By: Mevish JafferA big part of having a successful career in the professional world of business is obtaining a college education. Unfortunately, many individuals are unable to pay for college due to the rising cost of attendance. As a result, they use various types of loans, including government student loans to finance their education. While these loans provide the best solution for them when they are struggling financially, many students accumulate a great deal of debt due to multiple loans by the time graduation rolls around. In addition to credit card bills, car payments and other types of every-day costs, government student loan debt adds to the financial burden many graduates experience at this crucial time. However, thanks to government student loan consolidation programs, individuals are better able to pay off their loans and get out of debt.
Government student loan consolidation works by allowing borrowers to combine or consolidate all of their outstanding school loans into a single new loan. In addition to dealing with one lender every month instead of multiple loan lenders, students also reap the following benefits:
- Lower monthly payments
- Reduced rates of interest
- Flexible terms and conditions
- Extra money (which can be used to pay off other creditors or bills)
All students with outstanding direct student government loans may be eligible for consolidation, although there are a few stipulations to be aware of. Along with having more than one government student loan, borrowers must also be in good standing with their loans. Specifically, students with over $10,000 in loan debt are able to qualify for government student loan consolidation. At the time of consolidation, borrowers cannot be enrolled for any courses in school. Additionally, the repayment period for consolidated government student loans are based on the borrower’s total loan amount.
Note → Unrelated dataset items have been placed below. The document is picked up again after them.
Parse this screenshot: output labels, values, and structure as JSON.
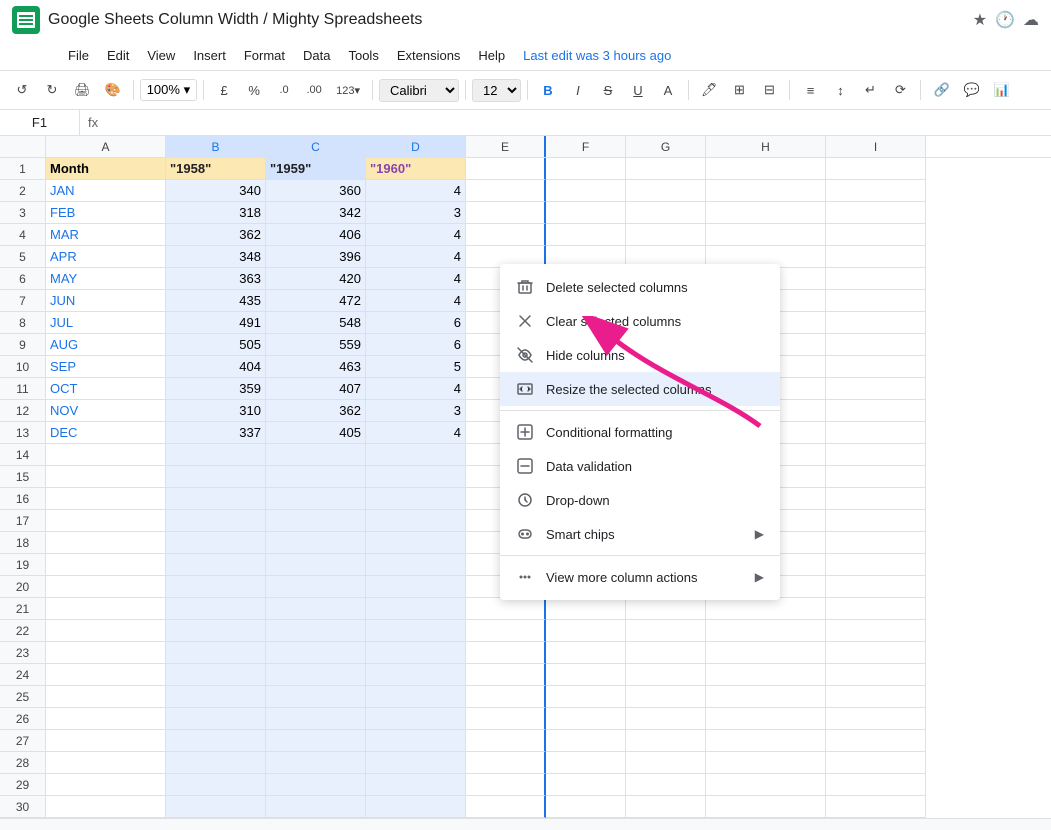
{
  "titleBar": {
    "appName": "Google Sheets",
    "docTitle": "Google Sheets Column Width / Mighty Spreadsheets",
    "starIcon": "★",
    "historyIcon": "🕐",
    "cloudIcon": "☁",
    "lastEdit": "Last edit was 3 hours ago"
  },
  "menuBar": {
    "items": [
      "File",
      "Edit",
      "View",
      "Insert",
      "Format",
      "Data",
      "Tools",
      "Extensions",
      "Help"
    ]
  },
  "toolbar": {
    "undoLabel": "↺",
    "redoLabel": "↻",
    "printLabel": "🖨",
    "paintLabel": "🎨",
    "zoom": "100%",
    "currency": "£",
    "percent": "%",
    "decimal1": ".0",
    "decimal2": ".00",
    "format123": "123",
    "font": "Calibri",
    "fontSize": "12",
    "boldLabel": "B",
    "italicLabel": "I",
    "strikeLabel": "S",
    "underlineLabel": "U",
    "fillLabel": "A",
    "borderLabel": "⊞",
    "mergeLabel": "⊟",
    "alignHLabel": "≡",
    "alignVLabel": "↕",
    "wrapLabel": "↩",
    "rotateLabel": "⟳",
    "linkLabel": "🔗",
    "commentLabel": "💬",
    "chartLabel": "📊"
  },
  "formulaBar": {
    "cellRef": "F1",
    "fx": "fx"
  },
  "columns": {
    "headers": [
      "A",
      "B",
      "C",
      "D",
      "E",
      "F",
      "G",
      "H",
      "I"
    ],
    "widths": [
      120,
      100,
      100,
      100,
      80,
      80,
      80,
      120,
      100
    ]
  },
  "spreadsheet": {
    "rows": [
      [
        "Month",
        "\"1958\"",
        "\"1959\"",
        "\"1960\"",
        "",
        "",
        "",
        "",
        ""
      ],
      [
        "JAN",
        "340",
        "360",
        "4",
        "",
        "",
        "",
        "",
        ""
      ],
      [
        "FEB",
        "318",
        "342",
        "3",
        "",
        "",
        "",
        "",
        ""
      ],
      [
        "MAR",
        "362",
        "406",
        "4",
        "",
        "",
        "",
        "",
        ""
      ],
      [
        "APR",
        "348",
        "396",
        "4",
        "",
        "",
        "",
        "",
        ""
      ],
      [
        "MAY",
        "363",
        "420",
        "4",
        "",
        "",
        "",
        "",
        ""
      ],
      [
        "JUN",
        "435",
        "472",
        "4",
        "",
        "",
        "",
        "",
        ""
      ],
      [
        "JUL",
        "491",
        "548",
        "6",
        "",
        "",
        "",
        "",
        ""
      ],
      [
        "AUG",
        "505",
        "559",
        "6",
        "",
        "",
        "",
        "",
        ""
      ],
      [
        "SEP",
        "404",
        "463",
        "5",
        "",
        "",
        "",
        "",
        ""
      ],
      [
        "OCT",
        "359",
        "407",
        "4",
        "",
        "",
        "",
        "",
        ""
      ],
      [
        "NOV",
        "310",
        "362",
        "3",
        "",
        "",
        "",
        "",
        ""
      ],
      [
        "DEC",
        "337",
        "405",
        "4",
        "",
        "",
        "",
        "",
        ""
      ],
      [
        "",
        "",
        "",
        "",
        "",
        "",
        "",
        "",
        ""
      ],
      [
        "",
        "",
        "",
        "",
        "",
        "",
        "",
        "",
        ""
      ],
      [
        "",
        "",
        "",
        "",
        "",
        "",
        "",
        "",
        ""
      ],
      [
        "",
        "",
        "",
        "",
        "",
        "",
        "",
        "",
        ""
      ],
      [
        "",
        "",
        "",
        "",
        "",
        "",
        "",
        "",
        ""
      ],
      [
        "",
        "",
        "",
        "",
        "",
        "",
        "",
        "",
        ""
      ],
      [
        "",
        "",
        "",
        "",
        "",
        "",
        "",
        "",
        ""
      ],
      [
        "",
        "",
        "",
        "",
        "",
        "",
        "",
        "",
        ""
      ],
      [
        "",
        "",
        "",
        "",
        "",
        "",
        "",
        "",
        ""
      ],
      [
        "",
        "",
        "",
        "",
        "",
        "",
        "",
        "",
        ""
      ],
      [
        "",
        "",
        "",
        "",
        "",
        "",
        "",
        "",
        ""
      ],
      [
        "",
        "",
        "",
        "",
        "",
        "",
        "",
        "",
        ""
      ],
      [
        "",
        "",
        "",
        "",
        "",
        "",
        "",
        "",
        ""
      ],
      [
        "",
        "",
        "",
        "",
        "",
        "",
        "",
        "",
        ""
      ],
      [
        "",
        "",
        "",
        "",
        "",
        "",
        "",
        "",
        ""
      ],
      [
        "",
        "",
        "",
        "",
        "",
        "",
        "",
        "",
        ""
      ]
    ]
  },
  "contextMenu": {
    "items": [
      {
        "icon": "trash",
        "label": "Delete selected columns",
        "hasArrow": false
      },
      {
        "icon": "x",
        "label": "Clear selected columns",
        "hasArrow": false
      },
      {
        "icon": "eye-off",
        "label": "Hide columns",
        "hasArrow": false
      },
      {
        "icon": "resize",
        "label": "Resize the selected columns",
        "hasArrow": false,
        "highlighted": true
      },
      {
        "icon": "format",
        "label": "Conditional formatting",
        "hasArrow": false
      },
      {
        "icon": "validate",
        "label": "Data validation",
        "hasArrow": false
      },
      {
        "icon": "dropdown",
        "label": "Drop-down",
        "hasArrow": false
      },
      {
        "icon": "chip",
        "label": "Smart chips",
        "hasArrow": true
      },
      {
        "icon": "more",
        "label": "View more column actions",
        "hasArrow": true
      }
    ],
    "separatorAfter": [
      3,
      7
    ]
  }
}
The most popular method of searching for government student loan consolidation programs is through the Internet. The student loan market is very competitive, which is why most lending institutions advertise their services online. Shopping for consolidated government student loans on the World Wide Web also allows borrowers to explore all of their available options from the comforts of their own home. There are a few factors to keep in mind while shopping around for these types of loans:
1. Outstanding Debt
It’s important for borrowers to consider their outstanding debt when shopping around for a consolidated government student loan. They have to determine whether the lending company will pay off their debt in full, or if they will only cover a fraction of what is owed. Before granting the loan, lenders may also want to see the borrower’s proof of income. Individuals can usually provide past pay stubs as proof of their earning power.
2. Interest Rates
Another important factor to consider is the rate of interest that will be attached to the consolidated government student loan. Borrowers can generally choose between fixed and variable interest rates. For longer repayment terms, fixed rates are likely to be the better option, as borrowers can count on the payments to remain the same for the entire life of the loan.
3. Terms & Conditions
Before signing your name on the “dotted line,” it’s crucial to review the terms and conditions specified in the loan agreement. Some of the key points to evaluate include the duration of the term and any associated penalty fees that might exist.
Some specific types of loans that can be consolidated include Stafford loans, Perkins loans, Parent PLUS loans and other types of related government student loans. Along with consolidation, students can also find out if they are eligible for any government grants to help repay student loans. For the purpose of financing college related expenses, grants are typically awarded on a needs-basis to those who qualify.